5 Calls
- Logo of 5 Calls
- Screenshot of 5calls.org in July 2025
- Available in: English
- Founded: 2017
- Country of origin: United States
- Area served: United States
- Website: 5calls.org
- Commercial: No
- Current status: Active

= 5 Calls =

Website and app for calling U.S. Congresspeople

5 Calls is an American website and app that helps users call their Congressional representatives and features high-profile issues with corresponding messaging scripts. Created in early 2017 by volunteers, including Nick O'Neill and his wife Rebecca Kaufman, the pair got the idea to create the site shortly after the 2016 United States presidential election.

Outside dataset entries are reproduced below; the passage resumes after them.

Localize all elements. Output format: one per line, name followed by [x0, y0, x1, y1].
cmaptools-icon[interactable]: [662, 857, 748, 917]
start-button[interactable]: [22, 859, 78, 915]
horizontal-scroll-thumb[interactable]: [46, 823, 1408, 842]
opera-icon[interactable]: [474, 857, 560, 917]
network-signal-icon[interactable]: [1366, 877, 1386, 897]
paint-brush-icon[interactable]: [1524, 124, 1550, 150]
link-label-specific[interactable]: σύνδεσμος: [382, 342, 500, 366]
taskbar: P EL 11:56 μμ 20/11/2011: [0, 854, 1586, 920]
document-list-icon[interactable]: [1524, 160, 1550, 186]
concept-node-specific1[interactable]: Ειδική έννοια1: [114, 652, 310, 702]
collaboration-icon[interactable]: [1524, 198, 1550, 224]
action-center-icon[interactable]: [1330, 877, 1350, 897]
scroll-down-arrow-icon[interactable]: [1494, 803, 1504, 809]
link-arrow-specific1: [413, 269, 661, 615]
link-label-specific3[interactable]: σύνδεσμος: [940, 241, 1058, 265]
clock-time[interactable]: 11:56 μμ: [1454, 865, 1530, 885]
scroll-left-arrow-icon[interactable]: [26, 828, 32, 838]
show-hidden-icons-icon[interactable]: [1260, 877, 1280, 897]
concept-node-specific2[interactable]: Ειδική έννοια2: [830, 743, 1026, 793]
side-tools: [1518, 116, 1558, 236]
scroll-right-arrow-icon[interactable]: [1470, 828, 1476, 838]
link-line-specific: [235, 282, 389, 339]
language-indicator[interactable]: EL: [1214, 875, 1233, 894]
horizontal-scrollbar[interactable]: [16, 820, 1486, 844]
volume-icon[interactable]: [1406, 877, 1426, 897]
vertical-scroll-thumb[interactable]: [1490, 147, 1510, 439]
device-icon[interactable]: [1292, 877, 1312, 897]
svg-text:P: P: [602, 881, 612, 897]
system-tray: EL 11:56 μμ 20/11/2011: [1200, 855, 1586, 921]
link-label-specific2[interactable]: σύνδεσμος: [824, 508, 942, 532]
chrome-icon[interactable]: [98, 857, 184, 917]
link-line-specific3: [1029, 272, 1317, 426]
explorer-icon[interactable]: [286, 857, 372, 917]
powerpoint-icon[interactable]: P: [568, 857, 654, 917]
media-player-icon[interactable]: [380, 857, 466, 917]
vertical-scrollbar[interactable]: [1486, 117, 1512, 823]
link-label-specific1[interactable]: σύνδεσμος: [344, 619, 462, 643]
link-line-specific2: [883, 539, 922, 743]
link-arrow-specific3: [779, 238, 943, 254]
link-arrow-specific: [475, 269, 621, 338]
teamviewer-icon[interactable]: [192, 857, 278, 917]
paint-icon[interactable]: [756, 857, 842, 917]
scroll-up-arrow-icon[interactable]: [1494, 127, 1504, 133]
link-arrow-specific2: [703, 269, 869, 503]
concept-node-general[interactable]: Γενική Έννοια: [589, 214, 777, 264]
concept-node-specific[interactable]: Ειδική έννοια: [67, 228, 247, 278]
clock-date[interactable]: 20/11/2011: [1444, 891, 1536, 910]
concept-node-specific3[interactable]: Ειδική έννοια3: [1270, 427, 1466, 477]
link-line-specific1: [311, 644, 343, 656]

The app became highly popular during Donald Trump's second administration; during one week in February 2025, about 700,000 calls were made using 5 Calls, and it was one of the most downloaded iPhone apps on certain days after Trump's inauguration. Representative Alexandria Ocasio-Cortez also encouraged people to use the app. According to O'Neill, in the weeks after Trump's inauguration, the most popular topic for users was opposition to initiatives led by Elon Musk that eliminate programs and jobs at federal agencies. Smaller popularity boosts, including an uptick during the Gaza war, have occurred.

Users select an issue, and the site gives them a script to use in a call, as well as background information. The website provides users with the phone numbers of their representatives and senators, as well as other information about them, using the ZIP Codes of users in order to determine who their representatives and senators are. It also asks users if the call was answered, if they left a voicemail, or if they did not make the call, in order to keep data about the impact of the site.

The scripts are one minute long, and the site makes lists of calls that users can make weekly. The scripts provided differ depending on the ZIP Code of the user. 5 Calls also encourages users to spend five minutes every day making calls. The code used by the site is open-sourced. 5 Calls can also be used to call members of the Utah State Legislature.